Poem of the Week | August 03, 2020

This week’s Poem of the Week is “A Soldier of The 100th: The Lost Battalion The Vosges” by David Mura!

David Mura has written four poetry collections: The Last Incantations, Angels for the Burning, The Colors of Desire which won the Carl Sandburg Literary Award from the Chicago Public Library, and After We Lost Our Way, a National Poetry Series Contest winner.
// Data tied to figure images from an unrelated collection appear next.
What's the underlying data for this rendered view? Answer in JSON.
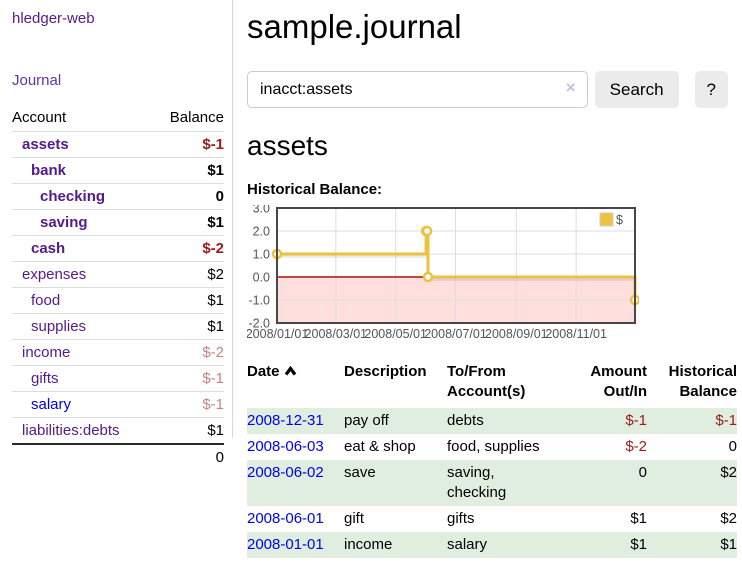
{
  "app": {
    "title": "hledger-web",
    "journal_link": "Journal"
  },
  "sidebar": {
    "header": {
      "account": "Account",
      "balance": "Balance"
    },
    "accounts": [
      {
        "label": "assets",
        "balance": "$-1",
        "level": 0,
        "bold": true,
        "balance_tone": "neg"
      },
      {
        "label": "bank",
        "balance": "$1",
        "level": 1,
        "bold": true,
        "balance_tone": "plain"
      },
      {
        "label": "checking",
        "balance": "0",
        "level": 2,
        "bold": true,
        "balance_tone": "plain"
      },
      {
        "label": "saving",
        "balance": "$1",
        "level": 2,
        "bold": true,
        "balance_tone": "plain"
      },
      {
        "label": "cash",
        "balance": "$-2",
        "level": 1,
        "bold": true,
        "balance_tone": "neg"
      },
      {
        "label": "expenses",
        "balance": "$2",
        "level": 0,
        "bold": false,
        "balance_tone": "plain"
      },
      {
        "label": "food",
        "balance": "$1",
        "level": 1,
        "bold": false,
        "balance_tone": "plain"
      },
      {
        "label": "supplies",
        "balance": "$1",
        "level": 1,
        "bold": false,
        "balance_tone": "plain"
      },
      {
        "label": "income",
        "balance": "$-2",
        "level": 0,
        "bold": false,
        "balance_tone": "negmuted"
      },
      {
        "label": "gifts",
        "balance": "$-1",
        "level": 1,
        "bold": false,
        "balance_tone": "negmuted"
      },
      {
        "label": "salary",
        "balance": "$-1",
        "level": 1,
        "bold": false,
        "balance_tone": "negmuted",
        "link_tone": "unvisited"
      },
      {
        "label": "liabilities:debts",
        "balance": "$1",
        "level": 0,
        "bold": false,
        "balance_tone": "plain"
      }
    ],
    "total": "0"
  },
  "main": {
    "title": "sample.journal",
    "search": {
      "value": "inacct:assets",
      "clear_icon": "×",
      "button_label": "Search",
      "help_label": "?"
    },
    "account_heading": "assets"
  },
  "chart_data": {
    "type": "line",
    "title": "Historical Balance:",
    "step": true,
    "x_range": [
      "2008-01-01",
      "2008-12-31"
    ],
    "y_range": [
      -2,
      3
    ],
    "y_ticks": [
      3,
      2,
      1,
      0,
      -1,
      -2
    ],
    "x_ticks": [
      "2008/01/01",
      "2008/03/01",
      "2008/05/01",
      "2008/07/01",
      "2008/09/01",
      "2008/11/01"
    ],
    "series": [
      {
        "name": "$",
        "color": "#edc240",
        "points": [
          {
            "date": "2008-01-01",
            "value": 1
          },
          {
            "date": "2008-06-01",
            "value": 2
          },
          {
            "date": "2008-06-02",
            "value": 2
          },
          {
            "date": "2008-06-03",
            "value": 0
          },
          {
            "date": "2008-12-31",
            "value": -1
          }
        ]
      }
    ],
    "negative_region_color": "#ffdede",
    "zero_line_color": "#aa1111",
    "grid_color": "#dddddd",
    "border_color": "#474747",
    "legend": {
      "label": "$",
      "position": "top-right"
    }
  },
  "register_table": {
    "headers": [
      {
        "label": "Date",
        "align": "left",
        "sorted": "asc"
      },
      {
        "label": "Description",
        "align": "left"
      },
      {
        "label": "To/From Account(s)",
        "align": "left"
      },
      {
        "label": "Amount Out/In",
        "align": "right"
      },
      {
        "label": "Historical Balance",
        "align": "right"
      }
    ],
    "rows": [
      {
        "date": "2008-12-31",
        "description": "pay off",
        "accounts": "debts",
        "amount": "$-1",
        "amount_tone": "neg",
        "balance": "$-1",
        "balance_tone": "neg"
      },
      {
        "date": "2008-06-03",
        "description": "eat & shop",
        "accounts": "food, supplies",
        "amount": "$-2",
        "amount_tone": "neg",
        "balance": "0",
        "balance_tone": "plain"
      },
      {
        "date": "2008-06-02",
        "description": "save",
        "accounts": "saving,\nchecking",
        "amount": "0",
        "amount_tone": "plain",
        "balance": "$2",
        "balance_tone": "plain"
      },
      {
        "date": "2008-06-01",
        "description": "gift",
        "accounts": "gifts",
        "amount": "$1",
        "amount_tone": "plain",
        "balance": "$2",
        "balance_tone": "plain"
      },
      {
        "date": "2008-01-01",
        "description": "income",
        "accounts": "salary",
        "amount": "$1",
        "amount_tone": "plain",
        "balance": "$1",
        "balance_tone": "plain"
      }
    ]
  },
  "colors": {
    "accent_purple": "#551a8b",
    "link_blue": "#0000ee",
    "negative_red": "#9a1b1b",
    "muted_negative_red": "#c88383",
    "row_stripe_green": "#dfeedf",
    "chart_gold": "#edc240",
    "chart_negative_region": "#ffdede",
    "chart_zero_line": "#aa1111"
  }
}
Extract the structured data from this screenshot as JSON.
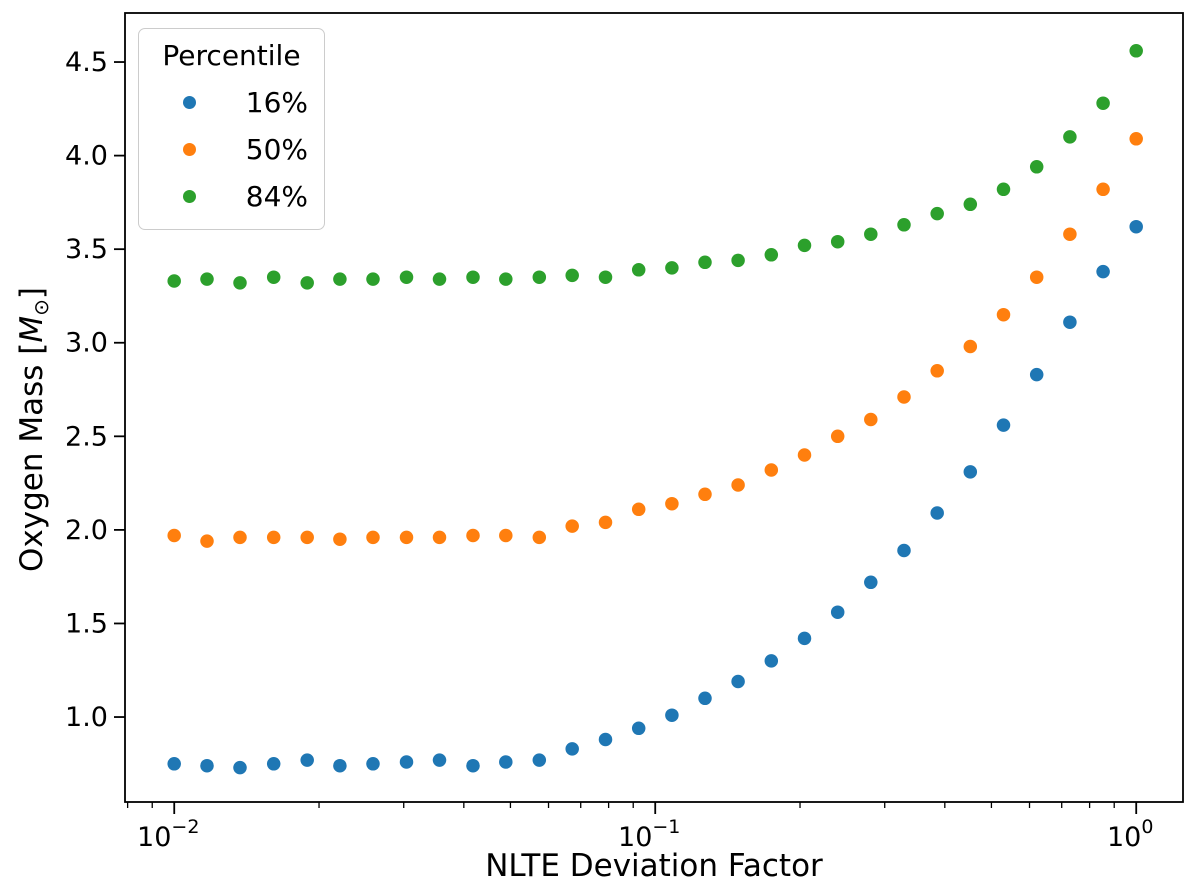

He’s written two memoirs: Turning Japanese and Where the Body Meets Memory: An Odyssey of Race, Sexuality and Identity and the novel Famous Suicides of the Japanese Empire. His most recent book is on creative writing A Stranger’s Journey: Race, Identity and Narrative Craft in Writing.

 

A Soldier of The 100th: The Lost Battalion
The Vosges (1944)

the eyes Japanese
the forest dark as shadows–

a jerry up the hill opens
his fly and his stream’s so far

I barely see but still smile
the first smile in ages

and hidden in the dawn camouflaging our approach
pines and oaks bramble mortars machine guns snipers

and the lost Texans further on
but now all of us

jump lungs breath
vanishing with bird

songs shell after
shell bursts

and we burrow deeper
tendril cheeks rooting us

mouths crammed with loam
and Mas cusses and George grunts

and I recall Purple Heart Valley
and Yaha’s brittle smile

when I turned his torso
and he didn’t say “go for broke” or “okaa-san”

but breathed
once twice and

a mortar shatters the next trench
a hand flies up

a forearm lodges
in pine branches

and I hear this stinging erupt
stomach bile churning my throat

jagged steel flashing into flesh
and if there’s somewhere to run

I wouldn’t
someone to blame

I couldn’t
a reason to be here

I’d know it deep in my
spine head neck buttock belly leg

paralyzed praying
to this silence that glistens

like the bloody arm waving me on
and so

minutes hours years
later

my soiled ghost barrels from earth
each breath tearing his

brown faced body without roots
or home

and slowly unbowed undead
the few of us left

start our trek up
to nothing but

this hill of flak and jerries
buddhaheads marching smack into

the Texans who will spy Japs through
the Vosges woods

and wonder how where
did they come from

are we hallucinating
are we saved

 

Author’s Note

“A Soldier of The 100th: The Lost Battalion” is in the voice of a Japanese American soldier fighting in the Vosges Mountains during World War II on the mission to rescue “The Lost Battalion” of Texans who were trapped behind German lines. After suffering high casualties and six days of fighting, the all Japanese American 100th Battalion broke through and some of the Texans were bewildered by their appearance. The 100th was part of the 442nd regiment, the most decorated unit in Europe, and was made up of Japanese Americans from Hawaii and from the mainland; the families of the latter were imprisoned in internment camps during the war and deprived of their rights as citizens. I once interviewed a soldier from the 442nd and he said that the 442nd would continue fighting with casualty rates that would force other units to turn back. Generals fought over this unit to have them under their command.